2. The continuous attapulgite forming apparatus according to claim 1, wherein a triangular poking plate (123) is provided on the second poking tube (122), and a spring is provided between the second poking tube (122) and the movable sleeve (121).

3. The continuous attapulgite molding apparatus as recited in claim 1, further comprising a driving mechanism (11) including a first connecting pipe (111) and an air intake pipe (27) disposed on the upper bin (2), wherein the air intake pipe (27) blows hot air to rotate the first connecting pipe (111) and drive the movable sleeves (121) to sequentially move.

4. The continuous attapulgite molding device according to claim 1, wherein a second connecting pipe (124) is rotatably arranged on the movable sleeve (121), a square portion (125) on the second connecting pipe (124) extends into a limit sleeve (128) on the shell (13), and a notch for facilitating hot air flow is formed in the square portion (125).

5. The continuous attapulgite molding apparatus as set forth in claim 4, wherein an air hole is provided at an end of said second connection pipe (124), an air vent is provided at an end of said second poking pipe (122), a baffle (127) is provided inside said movable sleeve (121), said baffle (127) comprises two states:

in a first state, the exhaust hole of the second deflector pipe (122) faces upwards in the horizontal plane, and the baffle (127) seals the air hole on the second connecting pipe (124);

in the second state, the exhaust hole of the second deflector pipe (122) faces downwards in the horizontal plane, and the baffle plate (127) is staggered with the air hole on the second connecting pipe (124).
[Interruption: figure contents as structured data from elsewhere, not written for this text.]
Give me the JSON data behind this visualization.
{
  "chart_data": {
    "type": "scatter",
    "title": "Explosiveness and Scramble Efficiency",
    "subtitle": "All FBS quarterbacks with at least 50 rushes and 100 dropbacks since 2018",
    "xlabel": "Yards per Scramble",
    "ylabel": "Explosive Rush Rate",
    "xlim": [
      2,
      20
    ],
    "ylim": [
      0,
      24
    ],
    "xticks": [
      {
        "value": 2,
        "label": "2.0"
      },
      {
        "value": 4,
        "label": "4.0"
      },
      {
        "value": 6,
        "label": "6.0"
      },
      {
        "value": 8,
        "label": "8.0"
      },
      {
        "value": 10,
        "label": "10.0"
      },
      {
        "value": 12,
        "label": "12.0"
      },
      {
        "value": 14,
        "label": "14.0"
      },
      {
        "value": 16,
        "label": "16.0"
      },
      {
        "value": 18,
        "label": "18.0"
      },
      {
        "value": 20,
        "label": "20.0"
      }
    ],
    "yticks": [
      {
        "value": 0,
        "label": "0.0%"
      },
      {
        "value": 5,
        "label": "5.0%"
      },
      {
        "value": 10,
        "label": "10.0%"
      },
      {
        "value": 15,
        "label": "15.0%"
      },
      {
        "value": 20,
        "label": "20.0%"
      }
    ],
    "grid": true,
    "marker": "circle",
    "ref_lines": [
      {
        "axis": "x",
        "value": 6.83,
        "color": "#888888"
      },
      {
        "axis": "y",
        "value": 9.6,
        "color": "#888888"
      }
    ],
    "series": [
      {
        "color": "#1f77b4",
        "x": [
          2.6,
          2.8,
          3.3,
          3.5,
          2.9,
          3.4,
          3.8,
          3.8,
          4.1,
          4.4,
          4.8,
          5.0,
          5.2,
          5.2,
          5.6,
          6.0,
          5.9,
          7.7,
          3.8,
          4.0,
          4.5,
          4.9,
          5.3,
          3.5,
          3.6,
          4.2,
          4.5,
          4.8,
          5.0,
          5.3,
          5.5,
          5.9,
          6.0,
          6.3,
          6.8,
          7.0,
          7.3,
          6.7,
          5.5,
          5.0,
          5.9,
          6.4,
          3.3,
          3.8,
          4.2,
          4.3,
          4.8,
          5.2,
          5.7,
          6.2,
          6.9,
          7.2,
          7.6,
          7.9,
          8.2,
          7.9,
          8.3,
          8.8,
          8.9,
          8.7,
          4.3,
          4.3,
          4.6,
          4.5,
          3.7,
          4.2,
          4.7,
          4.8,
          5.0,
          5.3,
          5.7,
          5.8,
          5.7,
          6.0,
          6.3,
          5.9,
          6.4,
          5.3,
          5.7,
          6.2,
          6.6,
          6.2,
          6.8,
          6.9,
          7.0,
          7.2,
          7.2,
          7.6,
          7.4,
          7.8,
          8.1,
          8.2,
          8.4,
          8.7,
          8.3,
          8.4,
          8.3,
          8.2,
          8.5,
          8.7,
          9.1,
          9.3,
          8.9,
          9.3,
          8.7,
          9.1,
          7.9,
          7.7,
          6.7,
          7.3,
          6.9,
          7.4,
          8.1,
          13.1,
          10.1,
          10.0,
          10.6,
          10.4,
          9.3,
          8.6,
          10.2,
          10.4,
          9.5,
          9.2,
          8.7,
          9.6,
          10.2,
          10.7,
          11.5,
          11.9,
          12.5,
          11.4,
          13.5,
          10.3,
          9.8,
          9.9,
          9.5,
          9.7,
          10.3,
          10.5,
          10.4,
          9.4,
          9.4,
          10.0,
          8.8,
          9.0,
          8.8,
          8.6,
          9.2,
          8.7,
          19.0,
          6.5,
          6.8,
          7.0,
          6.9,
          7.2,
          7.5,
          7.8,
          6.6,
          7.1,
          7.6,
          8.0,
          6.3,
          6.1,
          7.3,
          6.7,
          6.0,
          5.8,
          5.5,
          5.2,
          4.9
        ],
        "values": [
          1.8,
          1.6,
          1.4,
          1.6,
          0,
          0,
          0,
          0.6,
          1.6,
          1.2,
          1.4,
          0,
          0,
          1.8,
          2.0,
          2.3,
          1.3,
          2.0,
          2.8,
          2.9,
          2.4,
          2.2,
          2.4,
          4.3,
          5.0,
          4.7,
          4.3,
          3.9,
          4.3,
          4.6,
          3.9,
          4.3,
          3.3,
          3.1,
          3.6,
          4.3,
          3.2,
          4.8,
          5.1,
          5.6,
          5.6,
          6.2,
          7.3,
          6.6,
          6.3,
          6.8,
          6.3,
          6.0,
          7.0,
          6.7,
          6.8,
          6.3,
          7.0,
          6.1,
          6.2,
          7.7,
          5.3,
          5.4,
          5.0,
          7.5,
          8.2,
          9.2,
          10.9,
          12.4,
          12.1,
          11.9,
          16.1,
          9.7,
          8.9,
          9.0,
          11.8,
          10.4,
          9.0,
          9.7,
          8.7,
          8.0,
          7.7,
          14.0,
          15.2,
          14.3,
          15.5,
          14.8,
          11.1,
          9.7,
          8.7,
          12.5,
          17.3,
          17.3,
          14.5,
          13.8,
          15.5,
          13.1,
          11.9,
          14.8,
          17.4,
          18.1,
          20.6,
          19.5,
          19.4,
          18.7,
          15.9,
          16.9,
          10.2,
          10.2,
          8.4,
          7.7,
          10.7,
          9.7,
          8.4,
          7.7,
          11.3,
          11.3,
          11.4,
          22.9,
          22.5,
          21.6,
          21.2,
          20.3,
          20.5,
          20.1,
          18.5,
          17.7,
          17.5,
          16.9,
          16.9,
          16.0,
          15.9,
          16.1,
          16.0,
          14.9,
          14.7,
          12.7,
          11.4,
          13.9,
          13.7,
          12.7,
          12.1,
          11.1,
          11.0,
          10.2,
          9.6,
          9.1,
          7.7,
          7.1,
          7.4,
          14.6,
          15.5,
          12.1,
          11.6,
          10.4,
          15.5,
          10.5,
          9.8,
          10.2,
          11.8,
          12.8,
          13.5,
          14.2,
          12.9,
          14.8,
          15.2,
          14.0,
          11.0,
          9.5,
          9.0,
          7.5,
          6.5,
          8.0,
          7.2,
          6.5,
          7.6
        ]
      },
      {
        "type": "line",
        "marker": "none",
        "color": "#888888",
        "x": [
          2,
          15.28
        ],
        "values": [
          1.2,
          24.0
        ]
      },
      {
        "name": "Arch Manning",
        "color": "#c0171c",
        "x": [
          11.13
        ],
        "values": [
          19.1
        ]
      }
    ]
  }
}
6. A continuous attapulgite molding device according to claim 3, characterized in that a first locking piece (132) for fixing the movable sleeve (121) is movably arranged on the housing (13), a gear ring (118) is movably arranged on the housing (13), reeds (119) for poking the first locking piece (132) are symmetrically arranged on the gear ring (118), and the first connecting pipe (111) rotates to enable the gear ring (118) to rotate.

7. A continuous attapulgite molding device according to claim 3, characterized in that a bevel gear (129) is provided on the movable sleeve (121), a circular ring (114) is provided on the first connecting tube (111), gear teeth (115) meshed with the bevel gear (129) are provided on the circular ring (114), and the first connecting tube (111) rotates to rotate the movable sleeve (121).

8. The continuous attapulgite forming apparatus as recited in claim 6, wherein a sliding bar (136) corresponding to a plurality of said movable sleeves (121) is movably disposed on said housing (13), a pull wire (137) is disposed between said sliding bar (136) and the corresponding movable sleeve (121), and said gear ring (118) rotates to shift said sliding bar (136) for movement.

9. A continuous attapulgite forming apparatus according to claim 3, wherein said first connecting pipe (111) extends below a plurality of said stirring modules (1) and is provided with a plurality of first deflector pipes (116), said first deflector pipes (116) being provided with vertically downward gas injection holes.

10. A continuous attapulgite forming line, characterized by comprising a continuous attapulgite forming device according to any of the preceding claims 1-9.